Having developed over centuries in the UK, the legal services market is characterised by several built-in barriers that prevent the sector from taking full advantage of twenty-first century technology.

These include a deeply ingrained legal culture which affects how both lawyers and customers think about who can solve their legal problems.

It favours conventional legal firms and their way of working, making it difficult for direct digital technology solutions to build trust, and raising potential concerns about how to assure the quality of digital technology solutions provided by a new generation of non-regulated companies.

Some firms will naturally have concerns about the potential disruption to business models from digital service innovations.

We see innovation as an opportunity for firms to reach new customers, grow the overall market, and to focus on higher value work – as well as providing greater access to legal support for the many people who do not currently have this.

There is a fragmented legal services market serving individuals and small businesses, which leaves many smaller firms lacking the resources and incentives to invest in the best new technologies. 

The not-for-profit legal advice sector also lacks the resources to invest in new technologies to pursue its mission to ensure access to justice for all.

Funding and private investment is harder to come by for consumer and SME-facing legal tech than it is in the more established commercial legal tech sector, perhaps reflecting the greater challenges in developing financially sustainable and attractive business models for these solutions.

A lack of access to quality data to train Artificial Intelligence-based solutions also makes it very difficult to develop good quality tools. 

To help address these barriers, Nesta Challenges is working in partnership with the Solicitors Regulation Authority (SRA) to launch the Legal Access Challenge – a new challenge prize which aims to help more people access legal services through new technology.

We are hoping to receive applications from a diverse mix of entities, including legal tech start-ups, solicitors and law firms, alternative legal providers, advice sector organisations and teams based at law schools.

The SRA has already implemented regulations that don’t distinguish where legal advice is assisted by technology, so regulation is not seen a barrier to these solutions emerging.

However, the Challenge provides an important opportunity for the SRA to explore any implications for its regulatory framework as the solutions become adopted more widely in the regulated market.

We want to see digital solutions that directly support individuals and small businesses to access legal services conveniently and affordably.

We believe well-designed digital tools could help people to engage with and resolve their legal issues earlier, providing tailored support instantly and in everyday language, improving understanding of processes and enabling people to take more control over understanding and resolving their legal problems.

This is not about using technology to paper over cracks – or sometimes chasms – in legal service provision. 
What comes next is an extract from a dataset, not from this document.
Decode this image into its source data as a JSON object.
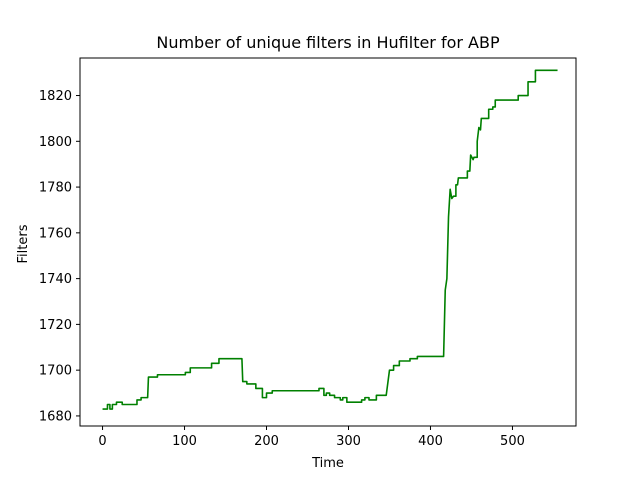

For more complex situations, and for vulnerable users, the balance between technology and human expertise will of course be different from simpler cases and more confident users.

The Challenge will explore how technology can safely help, in what circumstances it is most appropriate, and how it can best integrate with human expertise. However, we are also pragmatic and don’t expect the Challenge to deliver change overnight. 

We know that investment in technology-driven solutions to tackle the problem of unmet legal need will take time, and may require policy and regulatory changes, a greater flow of entrepreneurial talent into the market, more private investment, and more partnerships and enterprise deals between traditional firms and technology start-ups. 

But we are committed to long-term change – including the development of a community of people and organisations with a shared interest in the use of technology in this space – and believe the Legal Access Challenge is an important stepping stone on the path to a legal system that is able to meet the needs of the majority.